As noted in a previous post one method of capitalist exploitation in marxian theory is through an increase in labor intensity as defined by the equation:
$$I=\frac{SV+V}{lh}$$
A fellow user RegressForward helped with the basic mathematics involved in this formula and came up with a decent understanding of the equation in my opinion. It appears to be the same as exploitation via increase via relative surplus value.
However after searching the web for more on this topic I found that there exists a paper which uses a completely different formula which we can use for to get an equation for us who are more econometric ally inclned. A detailed review is in: Duration, Intensity and Productivity of Labour and the Distinction between Absolute and Relative Surplus-value by Stavros Mavroudeas.
Setup:
Let $T$ be the total daily work time of the workers, and $V$ and $SV$ be their value and surplus value produced during the day. It follows that:
$$T=SV+V$$
He describes this process of increased intensity by including a factor $b$ which denotes intensity.

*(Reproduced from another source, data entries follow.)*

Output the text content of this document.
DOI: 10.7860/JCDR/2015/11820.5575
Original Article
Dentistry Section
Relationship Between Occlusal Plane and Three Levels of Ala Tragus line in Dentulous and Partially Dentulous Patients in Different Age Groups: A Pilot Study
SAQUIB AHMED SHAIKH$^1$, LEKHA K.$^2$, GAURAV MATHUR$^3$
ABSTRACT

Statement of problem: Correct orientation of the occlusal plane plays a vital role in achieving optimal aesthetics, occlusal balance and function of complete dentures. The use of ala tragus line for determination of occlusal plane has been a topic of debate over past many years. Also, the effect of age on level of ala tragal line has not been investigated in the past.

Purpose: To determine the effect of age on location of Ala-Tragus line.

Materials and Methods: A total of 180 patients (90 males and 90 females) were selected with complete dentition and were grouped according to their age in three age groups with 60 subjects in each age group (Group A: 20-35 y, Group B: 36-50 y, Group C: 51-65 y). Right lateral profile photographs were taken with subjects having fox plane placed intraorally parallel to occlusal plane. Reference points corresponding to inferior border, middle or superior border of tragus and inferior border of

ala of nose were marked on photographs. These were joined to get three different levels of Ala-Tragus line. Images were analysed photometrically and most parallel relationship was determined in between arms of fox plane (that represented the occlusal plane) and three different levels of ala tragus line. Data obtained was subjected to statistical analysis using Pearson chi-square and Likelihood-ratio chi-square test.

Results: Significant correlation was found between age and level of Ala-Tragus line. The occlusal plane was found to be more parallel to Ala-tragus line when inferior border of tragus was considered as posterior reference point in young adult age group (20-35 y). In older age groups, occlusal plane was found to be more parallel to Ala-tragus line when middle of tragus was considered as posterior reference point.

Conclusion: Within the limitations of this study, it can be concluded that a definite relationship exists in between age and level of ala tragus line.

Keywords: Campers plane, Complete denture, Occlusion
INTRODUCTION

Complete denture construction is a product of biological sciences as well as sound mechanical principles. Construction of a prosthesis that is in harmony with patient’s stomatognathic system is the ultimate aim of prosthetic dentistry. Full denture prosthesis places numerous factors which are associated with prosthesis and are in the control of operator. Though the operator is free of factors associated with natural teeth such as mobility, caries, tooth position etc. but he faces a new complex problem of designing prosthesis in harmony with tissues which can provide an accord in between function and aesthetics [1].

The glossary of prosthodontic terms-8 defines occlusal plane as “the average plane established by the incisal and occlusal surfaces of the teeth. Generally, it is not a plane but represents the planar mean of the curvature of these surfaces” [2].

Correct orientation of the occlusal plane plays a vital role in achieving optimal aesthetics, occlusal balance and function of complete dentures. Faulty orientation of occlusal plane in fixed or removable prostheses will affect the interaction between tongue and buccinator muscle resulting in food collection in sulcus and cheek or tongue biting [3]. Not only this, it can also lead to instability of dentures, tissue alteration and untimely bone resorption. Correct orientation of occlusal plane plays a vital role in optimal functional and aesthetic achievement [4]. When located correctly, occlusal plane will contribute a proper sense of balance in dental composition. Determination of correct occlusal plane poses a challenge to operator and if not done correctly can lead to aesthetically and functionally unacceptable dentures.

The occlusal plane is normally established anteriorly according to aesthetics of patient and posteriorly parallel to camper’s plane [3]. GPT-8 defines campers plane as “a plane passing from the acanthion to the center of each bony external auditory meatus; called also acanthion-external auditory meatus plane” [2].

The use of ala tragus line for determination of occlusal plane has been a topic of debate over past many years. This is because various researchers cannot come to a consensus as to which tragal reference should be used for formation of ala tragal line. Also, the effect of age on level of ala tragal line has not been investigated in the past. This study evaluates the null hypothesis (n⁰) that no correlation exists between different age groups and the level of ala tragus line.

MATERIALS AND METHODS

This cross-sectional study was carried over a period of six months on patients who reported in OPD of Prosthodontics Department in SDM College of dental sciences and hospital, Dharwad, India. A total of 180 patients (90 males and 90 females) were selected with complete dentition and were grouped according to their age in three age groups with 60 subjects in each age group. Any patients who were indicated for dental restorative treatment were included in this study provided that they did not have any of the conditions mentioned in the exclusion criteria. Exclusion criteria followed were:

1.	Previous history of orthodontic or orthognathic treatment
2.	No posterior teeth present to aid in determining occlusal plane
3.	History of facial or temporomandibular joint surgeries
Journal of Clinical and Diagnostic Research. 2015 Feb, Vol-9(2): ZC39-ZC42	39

It follows that effective labor time is defined as:
$$t=bT$$
by extension it follows that effective value production and surplus value production is:
$$v=bV$$ $$sv=bSV$$
Its interesting to note how this affects the marxian labor theory of value:
$$P'=C+b(V+SV)$$
where revenue from sale at price $P'$ is divided based on value added by machinery (C) and effective Labor value and surplus.
In Short: As we can see Stephen Resnick uses a fundamentally different equation from Maveroudeas. Is there a way to resolve these two equations?